LOS ANGELES — In Hollywood, everyone loves a sequel. There's one multimillion-dollar misadventure, however, that few want to revisit.
"The SAG strike can definitely stop you from shooting. It stops everything," "Office Space" writer/director Mike Judge said recently when we asked him about the work stoppage due to hit Hollywood next week. "So I guess it's a pretty big deal."Just four months after the Writers Guild of America strike brought Hollywood to its knees, the powerful Screen Actors Guild is bracing for the expiration of its contract on Monday, while the smaller American Federation of Television and Radio Artists could share its fate. As before, virtually all work would stop if a strike were to occur, and many of the films and television shows you're eager to watch would return to a sad state of limbo.
"We do have some other movies going, and we have a TV show going through Will and mine's production company," explained Adam McKay, the longtime writer/director pal to Will Ferrell who is currently working with the funnyman on the show "Church of Steve" and movies like "King Dork," "Step Brothers" and an eagerly anticipated "Anchorman" sequel. "We have a TV show shooting in the fall for HBO. We have a new movie that was going to go into production in about two months. So this would knock our legs out from underneath us."
According to various reports, it has similarly affected Ridley Scott's Robin Hood drama "Nottingham" (delayed) and the "Da Vinci Code" prequel "Angels and Demons" (put on hold until after the strike), and has put pressure on talents like Martin Scorsese ("Shutter Island"), Steven Soderbergh ("The Informant"), Peter Jackson ("The Lovely Bones") and Marc Forster (the next James Bond flick, "Quantum of Solace") to wrap things up before the buzzer. "High School Musical 3: Senior Year," "Race to Witch Mountain" and "G.I. Joe" are also said to be rushing through the intersection as the light turns red.

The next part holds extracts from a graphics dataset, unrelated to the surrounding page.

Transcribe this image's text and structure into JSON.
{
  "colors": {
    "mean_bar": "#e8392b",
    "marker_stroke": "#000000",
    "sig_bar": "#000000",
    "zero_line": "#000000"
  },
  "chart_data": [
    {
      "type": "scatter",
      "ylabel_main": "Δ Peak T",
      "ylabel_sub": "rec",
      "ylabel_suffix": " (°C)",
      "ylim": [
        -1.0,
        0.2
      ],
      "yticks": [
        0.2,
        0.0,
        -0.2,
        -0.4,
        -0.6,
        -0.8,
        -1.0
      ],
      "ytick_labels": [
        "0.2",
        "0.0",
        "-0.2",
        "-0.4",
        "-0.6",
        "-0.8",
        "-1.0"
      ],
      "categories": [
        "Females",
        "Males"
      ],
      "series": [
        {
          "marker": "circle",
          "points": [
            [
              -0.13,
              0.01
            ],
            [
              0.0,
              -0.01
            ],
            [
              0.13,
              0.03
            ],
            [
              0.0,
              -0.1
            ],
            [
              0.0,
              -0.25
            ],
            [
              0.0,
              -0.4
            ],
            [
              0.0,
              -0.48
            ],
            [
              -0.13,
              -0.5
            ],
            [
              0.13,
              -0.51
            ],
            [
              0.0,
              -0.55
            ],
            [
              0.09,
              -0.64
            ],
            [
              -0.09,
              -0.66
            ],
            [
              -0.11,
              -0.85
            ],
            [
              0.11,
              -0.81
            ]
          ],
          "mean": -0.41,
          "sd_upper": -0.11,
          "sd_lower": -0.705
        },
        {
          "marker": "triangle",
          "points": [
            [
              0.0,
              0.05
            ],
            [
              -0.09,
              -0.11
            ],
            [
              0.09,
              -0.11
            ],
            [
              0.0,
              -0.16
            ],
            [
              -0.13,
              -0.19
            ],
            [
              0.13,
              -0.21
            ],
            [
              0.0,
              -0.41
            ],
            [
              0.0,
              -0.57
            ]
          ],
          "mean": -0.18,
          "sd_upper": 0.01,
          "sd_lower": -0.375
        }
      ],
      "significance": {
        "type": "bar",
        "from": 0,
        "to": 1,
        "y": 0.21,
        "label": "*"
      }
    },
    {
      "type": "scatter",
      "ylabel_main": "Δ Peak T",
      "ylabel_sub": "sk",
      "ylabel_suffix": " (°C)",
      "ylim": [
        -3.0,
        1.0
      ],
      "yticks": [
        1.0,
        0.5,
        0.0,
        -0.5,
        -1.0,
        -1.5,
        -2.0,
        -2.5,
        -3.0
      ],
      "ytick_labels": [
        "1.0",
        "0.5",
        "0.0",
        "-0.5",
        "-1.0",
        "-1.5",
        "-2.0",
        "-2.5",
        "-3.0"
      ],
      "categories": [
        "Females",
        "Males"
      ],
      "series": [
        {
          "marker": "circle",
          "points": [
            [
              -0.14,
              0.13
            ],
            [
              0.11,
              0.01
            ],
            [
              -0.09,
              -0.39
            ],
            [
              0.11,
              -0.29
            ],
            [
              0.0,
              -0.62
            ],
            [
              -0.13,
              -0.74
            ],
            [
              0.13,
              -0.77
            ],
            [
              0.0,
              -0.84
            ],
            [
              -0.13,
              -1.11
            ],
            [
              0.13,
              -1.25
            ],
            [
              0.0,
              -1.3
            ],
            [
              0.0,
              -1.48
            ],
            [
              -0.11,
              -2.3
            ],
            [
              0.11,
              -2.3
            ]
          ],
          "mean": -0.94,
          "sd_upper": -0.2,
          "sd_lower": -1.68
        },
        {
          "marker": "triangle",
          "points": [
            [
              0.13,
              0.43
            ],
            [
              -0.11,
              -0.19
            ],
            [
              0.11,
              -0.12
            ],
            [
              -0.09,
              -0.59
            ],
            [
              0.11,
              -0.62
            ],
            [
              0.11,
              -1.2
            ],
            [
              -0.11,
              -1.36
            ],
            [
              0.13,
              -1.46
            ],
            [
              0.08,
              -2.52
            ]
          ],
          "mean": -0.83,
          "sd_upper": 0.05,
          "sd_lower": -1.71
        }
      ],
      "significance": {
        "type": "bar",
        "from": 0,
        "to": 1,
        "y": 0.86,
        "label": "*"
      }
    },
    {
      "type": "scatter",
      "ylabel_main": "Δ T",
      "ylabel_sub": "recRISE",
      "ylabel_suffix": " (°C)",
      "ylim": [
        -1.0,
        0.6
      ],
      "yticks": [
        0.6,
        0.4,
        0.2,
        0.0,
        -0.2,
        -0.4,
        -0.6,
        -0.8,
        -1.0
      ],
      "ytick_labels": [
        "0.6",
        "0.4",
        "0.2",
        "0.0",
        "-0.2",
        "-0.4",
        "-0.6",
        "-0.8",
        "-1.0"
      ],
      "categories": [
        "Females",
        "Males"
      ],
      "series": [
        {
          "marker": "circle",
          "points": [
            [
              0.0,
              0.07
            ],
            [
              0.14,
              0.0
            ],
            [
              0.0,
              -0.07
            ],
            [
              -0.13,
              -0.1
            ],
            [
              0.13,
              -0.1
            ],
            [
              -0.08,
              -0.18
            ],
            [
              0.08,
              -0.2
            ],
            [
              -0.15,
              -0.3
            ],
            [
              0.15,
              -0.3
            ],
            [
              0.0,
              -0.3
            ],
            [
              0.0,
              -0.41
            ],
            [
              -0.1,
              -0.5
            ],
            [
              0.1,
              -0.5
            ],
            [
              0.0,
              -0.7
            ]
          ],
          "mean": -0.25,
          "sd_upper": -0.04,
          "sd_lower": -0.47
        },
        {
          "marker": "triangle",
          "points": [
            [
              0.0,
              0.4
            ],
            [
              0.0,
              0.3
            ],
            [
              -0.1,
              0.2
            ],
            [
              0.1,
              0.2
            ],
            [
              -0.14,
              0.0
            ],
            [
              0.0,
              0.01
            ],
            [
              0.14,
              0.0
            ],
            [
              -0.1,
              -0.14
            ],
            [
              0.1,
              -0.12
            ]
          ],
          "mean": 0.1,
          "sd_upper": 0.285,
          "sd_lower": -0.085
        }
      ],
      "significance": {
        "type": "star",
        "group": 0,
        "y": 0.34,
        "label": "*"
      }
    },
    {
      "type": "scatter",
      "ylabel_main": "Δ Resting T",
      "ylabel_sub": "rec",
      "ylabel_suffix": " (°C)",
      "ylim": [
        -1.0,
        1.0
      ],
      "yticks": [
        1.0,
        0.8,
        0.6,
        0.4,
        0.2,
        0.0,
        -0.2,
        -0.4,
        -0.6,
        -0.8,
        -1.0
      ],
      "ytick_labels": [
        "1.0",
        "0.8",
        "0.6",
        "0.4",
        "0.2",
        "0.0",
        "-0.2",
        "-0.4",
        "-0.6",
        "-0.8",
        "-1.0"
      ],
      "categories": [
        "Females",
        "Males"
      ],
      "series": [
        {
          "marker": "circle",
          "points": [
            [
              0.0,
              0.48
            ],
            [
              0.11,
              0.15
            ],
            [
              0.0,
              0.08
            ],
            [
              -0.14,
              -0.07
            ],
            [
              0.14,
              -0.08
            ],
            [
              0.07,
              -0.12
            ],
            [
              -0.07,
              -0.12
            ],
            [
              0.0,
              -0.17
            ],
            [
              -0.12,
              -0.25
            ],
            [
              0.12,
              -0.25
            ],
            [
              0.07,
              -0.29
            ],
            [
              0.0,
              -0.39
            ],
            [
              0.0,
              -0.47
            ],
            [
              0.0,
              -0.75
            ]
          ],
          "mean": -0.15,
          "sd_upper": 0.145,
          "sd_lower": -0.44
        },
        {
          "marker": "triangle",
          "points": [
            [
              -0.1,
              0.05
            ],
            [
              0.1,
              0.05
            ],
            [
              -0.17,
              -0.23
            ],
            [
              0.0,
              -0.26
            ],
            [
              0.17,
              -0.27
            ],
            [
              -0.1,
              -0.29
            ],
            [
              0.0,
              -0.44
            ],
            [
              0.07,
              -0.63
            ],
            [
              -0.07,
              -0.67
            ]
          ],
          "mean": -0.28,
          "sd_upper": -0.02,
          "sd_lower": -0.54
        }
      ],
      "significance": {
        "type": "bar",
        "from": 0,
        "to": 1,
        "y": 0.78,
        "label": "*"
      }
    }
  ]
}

"It's really odd, because we're doing such a big film, and it's taking such a long time," marveled actor Matthew Marsden, whose "Transformers" sequel is going to deal with the strike much like "Demons," using the time to send actors home and work on special-effects shots. "You don't know how long it's going to be paused for and whether we're going to shut down. A lot of movies aren't filming at all, or they're saying that by June 30th, we've got to finish. Well, with 'Transformers,' it's so huge that [director Michael Bay, producer Steven Spielberg and others] can go: 'We'll shut it down and open it back up again.' "
On the television side, there seems to be only one strike-safe scripted program ("24," which canceled a season due to the last strike and now has a full 24 episodes in the can) and a bunch of others who were smart enough to shoot earlier than usual this year just in case. According to Variety, such shows as "Bones" and "My Name Is Earl" embraced such plans, while "Heroes" and "Prison Break" have played reruns and banked new episodes, positioning them well.
"Apparently they've been canceling a lot of promotions so I guess won't be promoting the movie as much," grinned Seth Rogen, the "Pineapple Express" star, who cited the main reason why next month's Comic-Con may be significantly less star-studded than usual. "But whatever. I can live without that."
"[The strike] meant that we are here today," explained Anna Faris, swept up in a massive publicity whirlwind that has the stars of such films as "Pineapple," "Hellboy II: The Golden Army," "Step Brothers," "The Dark Knight" and her "House Bunny" doing hundreds of interviews this weekend, even though some of their release dates are two months away.
"All the projects that I'm working on had to finish before it," Faris said of the strike. "Except for the animated film ['Cloudy with a Chance of Meatballs'], because that will be over the next year that [animators] will be working on that."
Embattled projects also include the comedy "Observe and Report," which Faris and Rogen had to race through earlier this month. "We went into production more quickly than we normally do," she explained of the film, which recently wrapped. "I was brought onboard maybe a week before I was supposed to start shooting — that's a little unusual."
The same applies to Ferrell's "Land of the Lost," the big-budget remake of the classic TV show that discovered striking actors were far scarier than giant dinosaurs. "Oh yeah, they definitely were [racing]," admitted producer McKay with a sigh of relief. "But they wrapped. They're done."
Over the next few months, many TV shows will return, and movies will be released with the usual fanfare. But if this strike lingers for as long as the last one, the well will once again begin to run dry, and Hollywood could be looking at a horror movie that doesn't star Jason, Freddy or Michael Myers.
"I pray that it will not be six months like the WGA strike," said "Superbad" actress Emma Stone. "But at the same time, the writers really banded together and all stood behind it. ... The general idea is that none of us really want a strike. We really hope this gets settled. But if they do strike, hopefully it's not enough time to go on a big vacation.
"Hopefully, we go back to work really soon. Because that was really damaging, the writers' strike, to the industry. We lost $2.5 billion! That's crazy."